The war in Ukraine hits home for many Selfreliance Federal Credit Union employees and members.
The Ukrainian founders of the $800 million asset credit union in Chicago were displaced by World War II. Now, the credit union is supporting Ukrainians displaced by the ongoing Russian invasion of Ukraine, which started Feb. 24.
“Most of our employees have close family in Ukraine, so what is happening in Ukraine is very close to them,” says Selfreliance Federal President/CEO Vitaliy Kutnyy, who immigrated to the U.S. in 2002 and has worked at the credit union since October 2002, when he took a part-time role while attending Loyola University. “It is tough … our cities are being destroyed, innocent people are being killed, many people are displaced, kids lost parents … Because our staff are under huge stress, we put many credit union projects and business initiatives on hold at this time.
“Our members, the Ukrainian community, our business partners, other credit unions, and the general community are willing to help Ukraine win this war, and to help Ukrainians displaced by the war,” he continues. “We will do whatever we can to help.”
In order to provide support during the humanitarian crisis, the Selfreliance Foundation set up the Ukraine Relief Fund, which received $400,000 in donations as of March 23. The funds have been distributed to the Ukrainian Medical Association of North America (UMANA), the United Ukrainian American Relief Committee (UUARC), and Revived Soldiers Ukraine.
The UMANA Foundation will use the funds to purchase and pack medical supplies to ship to Ukraine. Revived Soldiers Ukraine, which welcomes the families of soldiers undergoing rehabilitation, will purchase generators and portable X-ray and imaging units to distribute to mobile clinics and hospitals in Ukraine. UUARC works with organizations like the Ukrainian Embassy to provide medical supplies to victims, as well as shelter and food to displaced individuals.
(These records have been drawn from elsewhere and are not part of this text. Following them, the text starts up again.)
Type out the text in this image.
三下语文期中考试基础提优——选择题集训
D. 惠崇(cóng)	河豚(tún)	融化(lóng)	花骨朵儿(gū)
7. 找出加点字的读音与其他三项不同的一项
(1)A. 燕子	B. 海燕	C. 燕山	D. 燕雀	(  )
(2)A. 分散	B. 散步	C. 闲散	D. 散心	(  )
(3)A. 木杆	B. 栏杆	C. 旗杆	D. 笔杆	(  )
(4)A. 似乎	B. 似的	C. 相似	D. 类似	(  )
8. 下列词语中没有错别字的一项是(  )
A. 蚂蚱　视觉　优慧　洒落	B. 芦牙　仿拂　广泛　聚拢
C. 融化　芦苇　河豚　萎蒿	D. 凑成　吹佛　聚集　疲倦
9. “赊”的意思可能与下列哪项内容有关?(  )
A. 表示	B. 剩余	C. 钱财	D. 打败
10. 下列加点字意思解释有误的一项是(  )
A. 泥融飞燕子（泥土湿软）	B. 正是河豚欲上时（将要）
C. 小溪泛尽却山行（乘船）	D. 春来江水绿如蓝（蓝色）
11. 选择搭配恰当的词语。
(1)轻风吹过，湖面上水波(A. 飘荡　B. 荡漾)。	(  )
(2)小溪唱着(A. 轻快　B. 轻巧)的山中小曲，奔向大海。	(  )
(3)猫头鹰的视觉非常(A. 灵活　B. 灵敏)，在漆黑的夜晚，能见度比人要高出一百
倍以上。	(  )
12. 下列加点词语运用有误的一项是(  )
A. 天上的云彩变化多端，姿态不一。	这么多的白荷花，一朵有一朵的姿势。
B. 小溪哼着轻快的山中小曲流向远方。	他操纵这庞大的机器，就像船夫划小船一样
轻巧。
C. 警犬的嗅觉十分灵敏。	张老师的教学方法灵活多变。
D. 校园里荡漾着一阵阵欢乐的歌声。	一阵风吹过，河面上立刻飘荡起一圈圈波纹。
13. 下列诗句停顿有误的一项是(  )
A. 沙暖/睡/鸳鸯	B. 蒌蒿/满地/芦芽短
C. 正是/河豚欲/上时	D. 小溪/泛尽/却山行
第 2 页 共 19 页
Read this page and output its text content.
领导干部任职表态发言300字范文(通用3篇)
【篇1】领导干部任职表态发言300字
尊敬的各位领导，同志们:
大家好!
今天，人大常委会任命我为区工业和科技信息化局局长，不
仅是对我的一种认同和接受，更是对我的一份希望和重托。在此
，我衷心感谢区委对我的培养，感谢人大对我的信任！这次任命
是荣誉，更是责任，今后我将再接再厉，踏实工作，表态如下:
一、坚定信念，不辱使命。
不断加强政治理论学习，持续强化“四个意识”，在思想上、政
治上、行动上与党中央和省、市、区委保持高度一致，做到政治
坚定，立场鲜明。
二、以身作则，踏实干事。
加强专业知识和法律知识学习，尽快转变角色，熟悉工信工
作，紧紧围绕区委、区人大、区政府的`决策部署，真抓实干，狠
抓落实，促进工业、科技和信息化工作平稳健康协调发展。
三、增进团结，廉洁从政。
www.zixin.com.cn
“We concentrate on helping equip the armed forces—regular and volunteer—with supplies, armor, other non-lethal equipment, and medical supplies,” Kutnyy says of how the Ukraine Relief Fund determines organizations to support. “We selected volunteer-based organizations to which we have previously made donations and on the basis of their past work, and also information on their current involvement in the war effort.”
Selfreliance Federal also eliminated wire transfer fees to Ukraine and Poland, and facilitates transfers to the Bank of Ukraine’s fund in support of Ukraine’s military.
Individuals can also support the effort by asking government representatives to provide additional assistance to Ukraine, participating in public demonstrations supporting Ukraine and opposing the war, and supporting initiatives like Chicago Chefs for Ukraine and benefit concerts, Kutnyy says.
The credit union plans to continue to raise funds and encourage others to support the effort. Selfreliance Federal is also doing its part by providing financial needs and welcoming new immigrants to the Chicago area.
“We are seeing an influx of displaced individuals arriving in Chicago and other areas that our credit union serves,” Kutnyy says, adding that 16 new students registered at St. Nicholas Cathedral School, the local Ukrainian parochial school. “These new immigrants will be welcomed into the credit union family. Our staff is bilingual, and new members will be able to take care of their finances in their native language.”